Та тихо заржала, не трогаясь с места. Наступала безлунная ночь, когда порок особенно рьяно охотится за непорочностью, когда страхи так трепетно-трогательны, а душистые копны сладких трав столь коварны; когда то ли зоркая звёздочка, то ли чей-то глаз засматривает, куда знает, поспевая бесстыдно захватить стыдливость в щемящий миг её ухода.
Этой порой душа так и раскрывается – и всё равно кое-кто не прочь её ещё и ограбить, какая ни будь она бедная. Другие же не откажутся лихо проделать несколько добрых дел зараз – и при этом переоценивают свои возможности, чего жестоко потом смущаются.
Когда Икота услышал, что злодеи собираются напасть на дом крестьянина, стоящий в стороне от деревни, он поспешил воспрепятствовать им, но встретил Йозефину. И как же было не ввергнуть в приятное изумление такое милое неискушённое создание? На глазах девочки лошадка вдруг встрепенулась, мотнула головой – а потом мирно пошла в лес, словно кто-то невидимый успокоил её и повёл.
А в это время Жобль уже сел на крышу крестьянского дома. То была высокая кровля из камыша. Мартышечьей лапкой Жобль держал дымящуюся головню: он извлёк её из углей от костра, который поленились потушить бродяги, покидая место стоянки. Под изгородью за домом прилёг Рыбакляч.

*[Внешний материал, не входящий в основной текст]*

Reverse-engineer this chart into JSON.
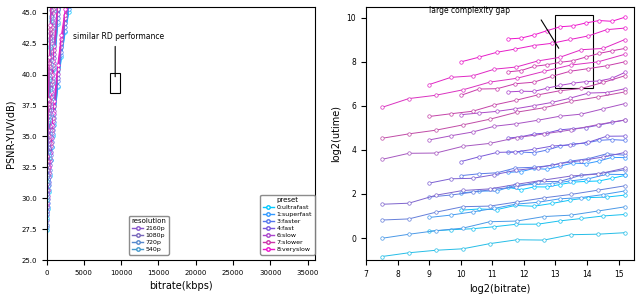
{
  "resolutions": [
    "2160p",
    "1080p",
    "720p",
    "540p"
  ],
  "presets": [
    "0:ultrafast",
    "1:superfast",
    "3:faster",
    "4:fast",
    "6:slow",
    "7:slower",
    "8:veryslow"
  ],
  "preset_colors": [
    "#00c8ff",
    "#3399ff",
    "#5577ee",
    "#7755dd",
    "#aa44cc",
    "#cc33aa",
    "#ee11cc"
  ],
  "background": "#ffffff",
  "fig_width": 6.4,
  "fig_height": 3.0,
  "left_xlim": [
    0,
    36000
  ],
  "left_ylim": [
    25.0,
    45.5
  ],
  "right_xlim": [
    7,
    15.5
  ],
  "right_ylim": [
    -1,
    10.5
  ],
  "annotation_left_text": "similar RD performance",
  "annotation_right_text": "large complexity gap",
  "res_legend_colors": [
    "#8855cc",
    "#7766bb",
    "#5588cc",
    "#4499cc"
  ]
}
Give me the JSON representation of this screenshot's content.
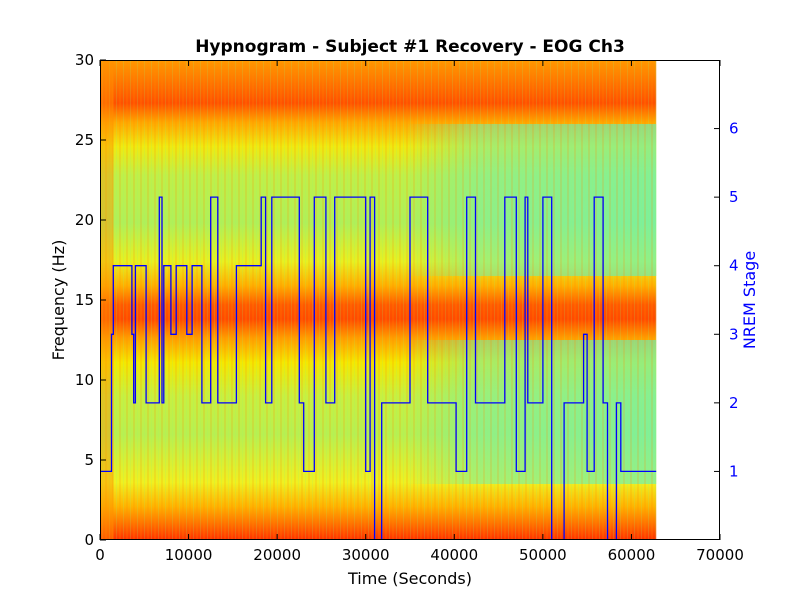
{
  "chart_data": {
    "type": "heatmap",
    "title": "Hypnogram - Subject #1 Recovery - EOG Ch3",
    "xlabel": "Time (Seconds)",
    "ylabel": "Frequency (Hz)",
    "y2label": "NREM Stage",
    "xlim": [
      0,
      70000
    ],
    "ylim": [
      0,
      30
    ],
    "y2lim": [
      0,
      7
    ],
    "x_ticks": [
      "0",
      "10000",
      "20000",
      "30000",
      "40000",
      "50000",
      "60000",
      "70000"
    ],
    "y_ticks": [
      "0",
      "5",
      "10",
      "15",
      "20",
      "25",
      "30"
    ],
    "y2_ticks": [
      "1",
      "2",
      "3",
      "4",
      "5",
      "6"
    ],
    "spectrogram": {
      "x_range": [
        0,
        62800
      ],
      "y_range": [
        0,
        30
      ],
      "colormap": "jet",
      "high_power_bands_hz": [
        [
          0,
          2
        ],
        [
          13.5,
          15.5
        ],
        [
          27,
          30
        ]
      ]
    },
    "series": [
      {
        "name": "",
        "color": "#0000ff",
        "x": [
          0,
          1300,
          1300,
          1500,
          1500,
          3600,
          3600,
          3800,
          3800,
          4000,
          4000,
          5200,
          5200,
          6700,
          6700,
          7000,
          7000,
          7200,
          7200,
          8000,
          8000,
          8600,
          8600,
          9800,
          9800,
          10400,
          10400,
          11500,
          11500,
          12500,
          12500,
          13300,
          13300,
          15400,
          15400,
          18200,
          18200,
          18700,
          18700,
          19400,
          19400,
          22500,
          22500,
          23000,
          23000,
          24200,
          24200,
          25500,
          25500,
          26500,
          26500,
          30000,
          30000,
          30500,
          30500,
          31000,
          31000,
          31800,
          31800,
          35000,
          35000,
          37000,
          37000,
          40200,
          40200,
          41400,
          41400,
          42400,
          42400,
          45700,
          45700,
          47000,
          47000,
          48000,
          48000,
          48300,
          48300,
          50000,
          50000,
          51000,
          51000,
          52400,
          52400,
          54600,
          54600,
          55000,
          55000,
          55800,
          55800,
          56800,
          56800,
          57300,
          57300,
          58300,
          58300,
          58800,
          58800,
          62800
        ],
        "y": [
          1,
          1,
          3,
          3,
          4,
          4,
          3,
          3,
          2,
          2,
          4,
          4,
          2,
          2,
          5,
          5,
          2,
          2,
          4,
          4,
          3,
          3,
          4,
          4,
          3,
          3,
          4,
          4,
          2,
          2,
          5,
          5,
          2,
          2,
          4,
          4,
          5,
          5,
          2,
          2,
          5,
          5,
          2,
          2,
          1,
          1,
          5,
          5,
          2,
          2,
          5,
          5,
          1,
          1,
          5,
          5,
          0,
          0,
          2,
          2,
          5,
          5,
          2,
          2,
          1,
          1,
          5,
          5,
          2,
          2,
          5,
          5,
          1,
          1,
          5,
          5,
          2,
          2,
          5,
          5,
          0,
          0,
          2,
          2,
          3,
          3,
          1,
          1,
          5,
          5,
          2,
          2,
          0,
          0,
          2,
          2,
          1,
          1
        ]
      }
    ]
  }
}
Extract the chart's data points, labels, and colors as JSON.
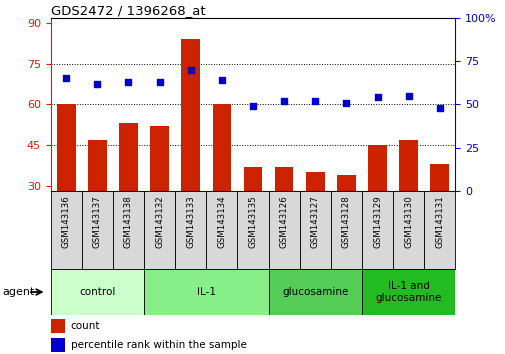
{
  "title": "GDS2472 / 1396268_at",
  "samples": [
    "GSM143136",
    "GSM143137",
    "GSM143138",
    "GSM143132",
    "GSM143133",
    "GSM143134",
    "GSM143135",
    "GSM143126",
    "GSM143127",
    "GSM143128",
    "GSM143129",
    "GSM143130",
    "GSM143131"
  ],
  "counts": [
    60,
    47,
    53,
    52,
    84,
    60,
    37,
    37,
    35,
    34,
    45,
    47,
    38
  ],
  "percentiles": [
    65,
    62,
    63,
    63,
    70,
    64,
    49,
    52,
    52,
    51,
    54,
    55,
    48
  ],
  "groups": [
    {
      "label": "control",
      "start": 0,
      "end": 3,
      "color": "#ccffcc"
    },
    {
      "label": "IL-1",
      "start": 3,
      "end": 7,
      "color": "#88ee88"
    },
    {
      "label": "glucosamine",
      "start": 7,
      "end": 10,
      "color": "#55cc55"
    },
    {
      "label": "IL-1 and\nglucosamine",
      "start": 10,
      "end": 13,
      "color": "#22bb22"
    }
  ],
  "ylim_left": [
    28,
    92
  ],
  "ylim_right": [
    0,
    100
  ],
  "yticks_left": [
    30,
    45,
    60,
    75,
    90
  ],
  "yticks_right": [
    0,
    25,
    50,
    75,
    100
  ],
  "bar_color": "#cc2200",
  "scatter_color": "#0000cc",
  "bg_color": "#ffffff",
  "label_count": "count",
  "label_percentile": "percentile rank within the sample",
  "agent_label": "agent"
}
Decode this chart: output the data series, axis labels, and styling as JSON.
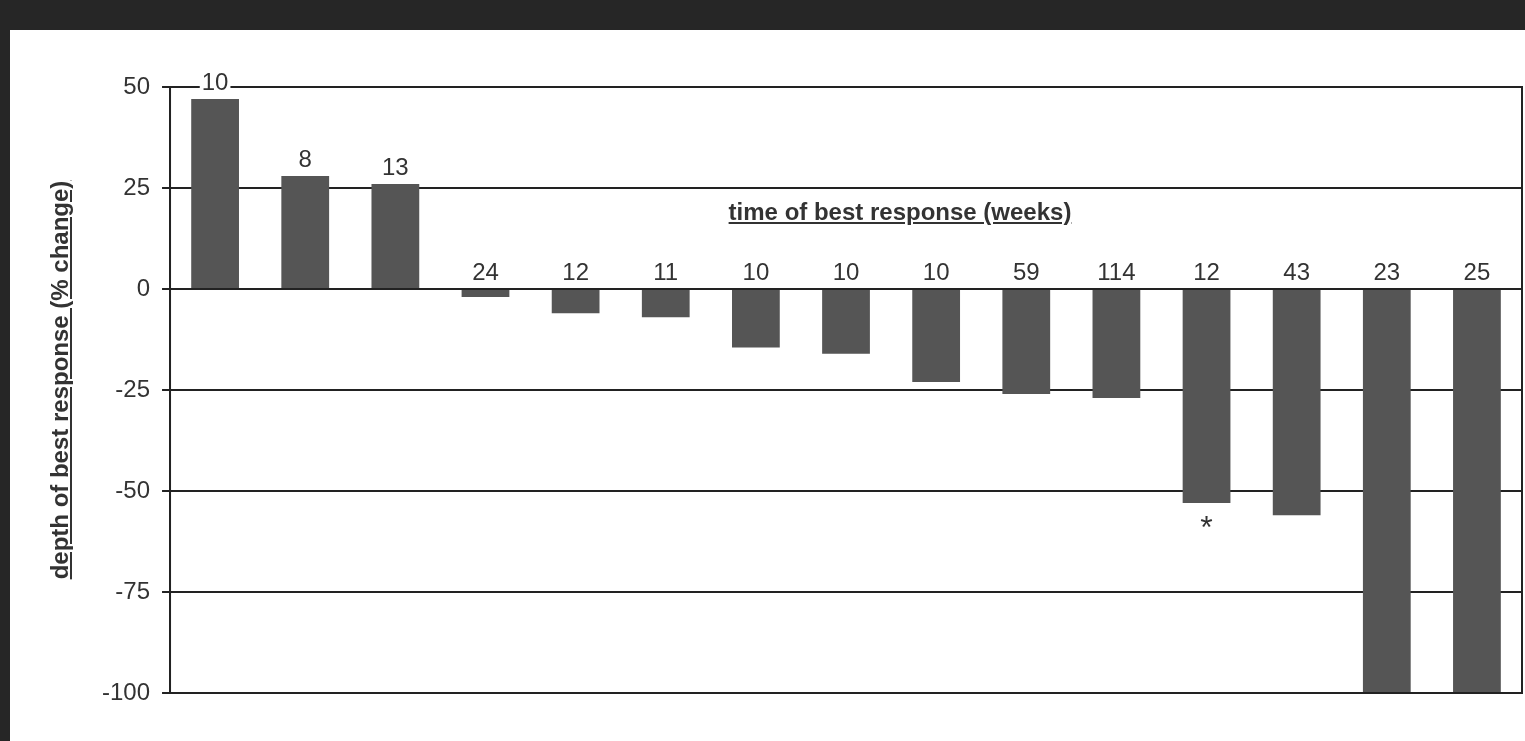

Жобль воткнул раскалённую головню в крышу и, когда камыш начал тлеть, закричал в печную трубу:
Камышовая крыша
Пламенем пышет.
С капустой горшок
Ждёт сала кусок!
Хозяин выпучил глаза от ужаса. Вспомнил ли то страшилище, что погналось за ним в лесу? Подумал ли, что сам вельзевул обернулся им? Так или иначе, а малый понял главное: он один в доме, и если речь о сале, то о чьём, как не о его собственном? Самое жуткое – уже запахло дымом!
Бросившись вон, крестьянин, хоть и был без памяти от страха, кувшин с талерами держал крепко. Возле сарая спрятал его под перевёрнутое корыто и оглянулся. Жобля уже не было на крыше, а она разгоралась...
Хозяин стал кричать, рвать на себе волосы – а кровле точно того и не хватало, чтобы заполыхать пуще. И он, дрожа и зажмуриваясь, полез на неё спасать дом: стал разбрасывать камыш, гасить пламя.
Тут Рыбакляч, проломив ветхую изгородь, вбежал во двор, отшвырнул корыто и схватил кувшин пальцами, что были у него над копытом. Ускакал он на трёх ногах, а Жобль летел низко над ним, следя, чтобы приятель не подевал куда-нибудь серебро. Оба скрылись в темноте.
Йозефина, услыхав с опушки переполох, быстрее быстрого кинулась к дому и давай затаптывать тлеющий камыш, который отец скидывал вниз. Вдруг от колодца поплыл по воздуху ушат, полный воды, и поднялся вдоль лестницы прямо в руки крестьянину. Тот не мешкая вылил воду на пламя – и в самое время! Огненный язык пропал, фырчанье смешалось с шипением, и пар взвился струями.
Икота, который успел отвести лошадку к Тобиасу и Розетому, помог и загасить пожар.
Дом у крестьянина остался, но ни серебра, ни лошади не было. От горя и пережитых страхов бедняга слёг. Жене и Йозефине пришлось без него чинить крышу, в чём, конечно, помогали соседи: теперь, когда несчастный лишился всего своего добра, они единодушно и пылко желали ему заполучить его побольше и даже за глаза называли больного добрым малым. Его старались подбодрить шутками и смехом, и безустальнее всех хохотали колбасник и его работники: невтерпёж стало поесть конской колбасы с сельдереем и чесноком! А тушёной брюквы без капельки сала не хочешь?
Но кончилась в доме и брюква. К утру деревья обрастали бахромчатым инеем, а потом замела вьюга, она словно белой метлой скребла по оконным стёклам, но оттого дом не казался надёжным и желанным, как раньше.
Когда ненастье поутихло, Йозефина от тоски пошла на опушку; впереди нерадостно серело мелколесье, за которым высилась тёмная стена сосняка. С заволоченного пасмурью неба точилась сырость. Девочка заплакала. Она спасла лошадку, но до чего жалела отца и мать! Если б можно было вернуть лошадь, они поехали бы по деревням: глядишь, и выменяли бы еду на фаянсовую посуду, что досталась матушке от её родителей.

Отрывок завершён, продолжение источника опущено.